Others are there, too: "Two of the men, one Black and one White, were quite old, maybe in their late eighties. … The three women all looked like they were in their twenties or thirties." 

Luther falls under suspicion when a body is found nearby. He had spent twenty years in San Quentin on a murder charge; though he had been exonerated through the work of the Innocence Project, the prison sentence was still in the records.

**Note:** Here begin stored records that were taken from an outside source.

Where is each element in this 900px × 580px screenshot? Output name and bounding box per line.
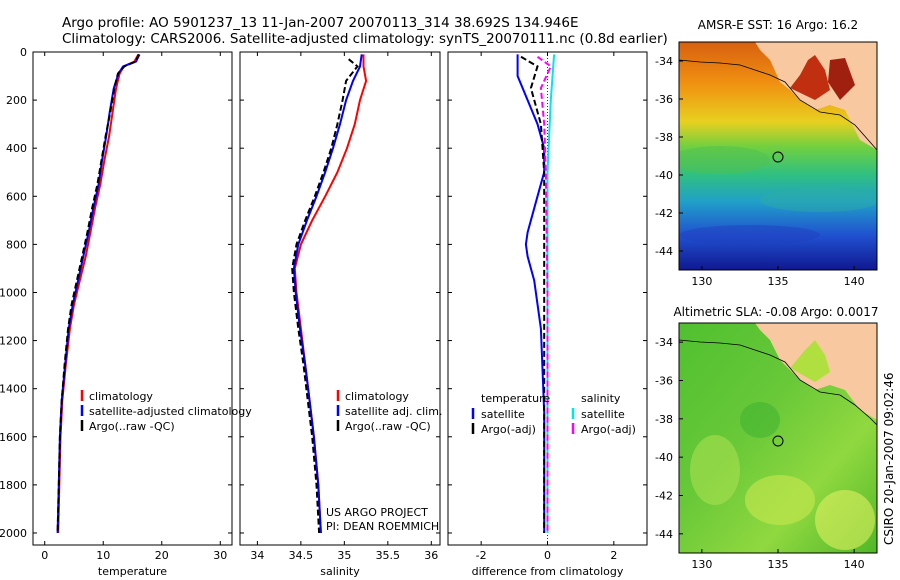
x-tick-label: 0	[544, 549, 551, 562]
sst-map-title: AMSR-E SST: 16 Argo: 16.2	[698, 18, 858, 32]
sst-argo-marker	[772, 151, 784, 163]
legend-entry: climatology	[89, 390, 153, 403]
sst-map-ticks: 130 135 140 -34 -36 -38 -40 -42 -44	[655, 55, 865, 288]
y-tick-label: 200	[6, 94, 27, 107]
x-tick-label: -2	[476, 549, 487, 562]
x-tick-label: 35	[337, 549, 351, 562]
legend-entry: Argo(-adj)	[481, 423, 536, 436]
legend-entry: satellite	[581, 408, 625, 421]
x-tick-label: 34	[250, 549, 264, 562]
x-tick-label: 36	[424, 549, 438, 562]
series-line-0	[293, 54, 368, 534]
x-tick-label: 35.5	[376, 549, 401, 562]
series-line-3	[536, 55, 553, 533]
x-tick-label: 30	[213, 549, 227, 562]
difference-panel: -2 0 2 difference from climatology temperatu…	[447, 51, 648, 578]
x-axis-label: difference from climatology	[472, 565, 624, 578]
x-axis-label: salinity	[320, 565, 360, 578]
legend-entry: climatology	[345, 390, 409, 403]
y-tick-label: -36	[655, 375, 673, 388]
temperature-panel: 0 10 20 30 0 200 400 600 800 1000 1200 1400 1600 1800…	[0, 46, 252, 578]
x-tick-label: 130	[691, 275, 712, 288]
y-tick-label: -42	[655, 490, 673, 503]
y-tick-label: -38	[655, 413, 673, 426]
legend-title: temperature	[481, 392, 550, 405]
series-line-2	[291, 58, 359, 534]
legend-title: salinity	[581, 392, 621, 405]
sla-map-title: Altimetric SLA: -0.08 Argo: 0.0017	[673, 305, 878, 319]
y-tick-label: 1000	[0, 286, 27, 299]
header-line2: Climatology: CARS2006. Satellite-adjuste…	[62, 31, 668, 47]
y-tick-label: -34	[655, 336, 673, 349]
series-line-1	[56, 53, 141, 534]
x-tick-label: 34.5	[289, 549, 314, 562]
sla-argo-marker	[772, 435, 784, 447]
legend-entry: Argo(..raw -QC)	[89, 420, 175, 433]
plot-frame	[239, 51, 441, 546]
y-tick-label: 1600	[0, 431, 27, 444]
sst-map	[679, 42, 877, 270]
annotation: US ARGO PROJECT	[326, 506, 428, 519]
y-tick-label: 1200	[0, 335, 27, 348]
series-line-2	[56, 53, 140, 534]
legend-entry: satellite-adjusted climatology	[89, 405, 252, 418]
salinity-panel: 34 34.5 35 35.5 36 salinity climatology satelli…	[239, 51, 442, 578]
series-line-0	[516, 54, 546, 533]
legend-entry: Argo(..raw -QC)	[345, 420, 431, 433]
y-tick-label: 1800	[0, 479, 27, 492]
header-line1: Argo profile: AO 5901237_13 11-Jan-2007 …	[62, 15, 579, 31]
series-line-0	[57, 53, 140, 534]
x-tick-label: 2	[610, 549, 617, 562]
sla-map-ticks: 130 135 140 -34 -36 -38 -40 -42 -44	[655, 336, 865, 571]
legend-entry: satellite	[481, 408, 525, 421]
y-tick-label: 400	[6, 142, 27, 155]
plot-frame	[32, 51, 233, 546]
y-tick-label: -34	[655, 55, 673, 68]
side-label: CSIRO 20-Jan-2007 09:02:46	[882, 373, 896, 545]
y-tick-label: -42	[655, 207, 673, 220]
series-line-1	[520, 55, 546, 533]
x-tick-label: 130	[691, 558, 712, 571]
y-tick-label: -36	[655, 93, 673, 106]
y-tick-label: 1400	[0, 383, 27, 396]
y-tick-label: 800	[6, 238, 27, 251]
x-tick-label: 140	[844, 275, 865, 288]
x-tick-label: 135	[768, 558, 789, 571]
x-tick-label: 140	[844, 558, 865, 571]
legend-entry: satellite adj. clim.	[345, 405, 442, 418]
x-tick-label: 10	[96, 549, 110, 562]
x-tick-label: 0	[41, 549, 48, 562]
x-axis-label: temperature	[98, 565, 167, 578]
legend-entry: Argo(-adj)	[581, 423, 636, 436]
sla-map	[679, 323, 877, 553]
y-tick-label: -44	[655, 245, 673, 258]
x-tick-label: 135	[768, 275, 789, 288]
y-tick-label: 0	[20, 46, 27, 59]
y-tick-label: 2000	[0, 527, 27, 540]
x-tick-label: 20	[155, 549, 169, 562]
y-tick-label: -40	[655, 451, 673, 464]
y-tick-label: -44	[655, 528, 673, 541]
y-tick-label: -40	[655, 169, 673, 182]
y-tick-label: -38	[655, 131, 673, 144]
y-tick-label: 600	[6, 190, 27, 203]
series-line-1	[292, 54, 363, 534]
annotation: PI: DEAN ROEMMICH	[326, 520, 439, 533]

Rather than remain on the farm and face harassment as a Black ex-con, Luther heads for the Bay Area, meeting with his friend Jed Gibbons, "a tall, sinewy African-American" and a survivor of the Jonestown massacre in Guyana, who is now the caretaker of the famous San Francisco Columbarium (where Luther's mother has a niche). 

Jed connects Luther with former best-selling writer Finn McGee (Gallo's protagonist in "Venice Beach") in New York. McGee is old, curmudgeonly and sarcastic, the perfect guide for Luther, naïve in the ways of modern life (including the stiff drinks favored by McGee). 

Luther doesn't know what to do with his life and Finn introduces him to the idea of "bardo," "a Buddhist term," Finn says, "for those times like what you're dealing with, when the normal sense of the continuity of your life is interrupted." (Or, as Dutch would put it later, "The state of existence intermediate between two lives on earth. … they'd take away my hippie credentials if I forgot!")

What better way to navigate Luther's "in between time" than a road trip? With the help of a newly-purchased '83 Chrysler LeBaron Town and Country convertible, and the companionship of a stray cat they name Bardo, Luther and Finn head back to California. 

A growing sense of calling, and a welcome surprise at the end, bring Luther great joy, and the reader as well.



Tuesday, May 02, 2023

"Stride Out"

Stride Out
When it comes to the hallowed halls of sports fame, Chico has much to be proud of. For Cdr. David D. Bruhn, USN (Retired), that includes track and cross country, and though the Chico author has specialized in writing Naval history, he turns his attention to running in two recent books.

The earlier title, "Toe The Mark," details the "distance running dynasty developed at Chico High School … in the 1970s." Now, "Stride Out" ($29 in paperback from Heritage Books, heritagebooks.com) seeks to honor the development of both the men's and women's track and field and cross country programs at Chico State from 1969-1979.

The book sports more than 100 historic photographs. It's a comprehensive, year-by-year account of coaches and teammates, including setbacks (budget cuts eliminated Chico State cross country in 1975) and triumphs (it returned the next year, and a women's program was added).

Detailed accounts of meets and practices abound; ah, memories! 

In 1977, the Lady 'Cats' cross country rigorous workout regime, under coach Cherrie Sherrard, included Thursday's hour of "Fartlek," Swedish for "speed play," "a combination of different distances at different speeds to stress continuous movement, plus weight training." 

In 1979, Wildcat Cross Country team member Jill Symons (shown on the cover) was All-American.

Chico State's Duwayne Ray is also on the cover; he won the mile at the 1969 NCAA College Division Track and Field Championships in Ashland, Ohio and that year was All-American and National Champion in the mile.

Miler Kim Ellison clocked in at 4:01.4 in 1972 on the College Field dirt track, in bitter cold, a school record that stood for 37 years until Scotty Bauhs' 3:59.81 performance in 2008.

Speaking of 1972, runner Laura de Ghetaldi remembers team members taking to the track one afternoon and being serenaded by the lead singer-songwriter Tom Johnston and the Doobie Brothers who were practicing nearby for that night's Pioneer Week concert. "Listen to the Music" provided "the best 'Fartlek' training I ever had in all my years on our track." Some 39 years later de Ghetaldi had a chance encounter in a Del Mar parking lot with—Tom Johnston. 

Run and get the book for the rest of the stories.